The latest issue to hit us has been a problem with getting Offline Address Books (OAB) to download on our Outlook clients. We honestly hadn't noticed this until it was reported about a week ago.
Initial Config
Our initial config has been documented fairly well on this blog. In order to do our OAB config, I utilized two methods. First of all, I used this script to setup all the virtual directories and help use a single SSL cert for all my exchange goodness. Then, I followed this blog in order to handle all the various http / url redirections. We thought everything was fine…
Symptoms
So, one of our executive assistants opened a helpdesk
ticket asking us why some recently hired people were not appearing in
her Exchange address book. That's odd. Why is that? We started
testing, and when directly connected to exchange (non-cached mode) –
everything is fine. When using OWA to checking via the web, everything
is fine. As soon as we do cached mode the new people don't exist.
Sounds like an OAB problem.
This picture confirms it:
Yup – There's the 0x80040113 Error…
The Fix
This week, a few of us worked on this and didn't have a solution. We found a TON of possibilities, but none that worked. So I started asking around, and doing some deeper googling, etc. I asked my friend @cgreentx and he asked some great questions. He asked if I had done URL redirection (yes) and how I did it (that blog post above) and he told me I did it wrong. HA! Actually, what he said was that he had seen the problem before and pointed me to the solution…

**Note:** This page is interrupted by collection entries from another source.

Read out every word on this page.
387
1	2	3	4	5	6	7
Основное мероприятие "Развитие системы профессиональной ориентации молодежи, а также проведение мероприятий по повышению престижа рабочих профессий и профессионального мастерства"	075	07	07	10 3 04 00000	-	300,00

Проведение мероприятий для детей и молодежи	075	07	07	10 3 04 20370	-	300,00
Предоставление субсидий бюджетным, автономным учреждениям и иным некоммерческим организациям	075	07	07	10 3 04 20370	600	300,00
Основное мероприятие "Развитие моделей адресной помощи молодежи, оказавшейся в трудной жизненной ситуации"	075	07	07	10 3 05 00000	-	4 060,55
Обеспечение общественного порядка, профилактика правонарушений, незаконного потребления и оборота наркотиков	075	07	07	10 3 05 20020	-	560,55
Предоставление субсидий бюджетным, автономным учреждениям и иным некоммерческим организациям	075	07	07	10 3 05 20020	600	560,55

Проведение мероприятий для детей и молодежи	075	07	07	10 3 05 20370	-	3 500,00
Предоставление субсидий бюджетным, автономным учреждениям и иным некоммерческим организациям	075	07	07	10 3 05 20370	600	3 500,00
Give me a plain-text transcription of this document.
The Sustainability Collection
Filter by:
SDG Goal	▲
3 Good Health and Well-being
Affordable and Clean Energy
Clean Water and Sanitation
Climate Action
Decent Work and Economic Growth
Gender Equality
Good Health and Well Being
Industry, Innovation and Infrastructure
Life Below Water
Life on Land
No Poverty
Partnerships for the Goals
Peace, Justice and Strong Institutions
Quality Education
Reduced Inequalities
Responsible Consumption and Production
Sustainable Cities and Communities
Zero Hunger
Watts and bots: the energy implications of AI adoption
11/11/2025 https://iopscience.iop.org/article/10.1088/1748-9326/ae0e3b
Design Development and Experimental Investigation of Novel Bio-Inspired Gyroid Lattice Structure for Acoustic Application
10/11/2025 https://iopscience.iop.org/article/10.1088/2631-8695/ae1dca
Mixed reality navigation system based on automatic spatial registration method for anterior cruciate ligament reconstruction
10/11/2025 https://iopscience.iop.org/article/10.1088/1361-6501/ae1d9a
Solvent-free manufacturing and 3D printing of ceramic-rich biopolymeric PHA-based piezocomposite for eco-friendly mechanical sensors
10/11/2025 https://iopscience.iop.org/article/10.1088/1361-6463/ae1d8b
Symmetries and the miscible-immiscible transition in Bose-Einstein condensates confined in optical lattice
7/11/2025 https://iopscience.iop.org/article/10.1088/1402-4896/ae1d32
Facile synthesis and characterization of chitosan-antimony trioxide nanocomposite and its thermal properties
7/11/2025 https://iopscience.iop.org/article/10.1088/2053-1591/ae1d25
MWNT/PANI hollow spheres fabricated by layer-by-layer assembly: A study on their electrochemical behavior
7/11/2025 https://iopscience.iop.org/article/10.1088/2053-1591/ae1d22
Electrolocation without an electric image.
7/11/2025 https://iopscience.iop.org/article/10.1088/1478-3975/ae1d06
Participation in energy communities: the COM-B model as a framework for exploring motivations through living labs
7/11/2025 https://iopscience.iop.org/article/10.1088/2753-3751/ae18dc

Here is the fix – a script to handle URL redirection & also fix the OAB issue
Yes, that worked. This picture shows that the OAB was downloaded successfully:
Leftover Oddity
What's that you say? There's still a problem? Yup, still is. That silly [80004005-501-4B9-560] error is still there. It turns out, as best as we can tell (thanks @mburleson) that this is a known bug (and confirmed on a link from here) to be addressed in Exchange 2010 Service Pack 1 coming out later this year.
Anyway, that's that. Hope it helps someone.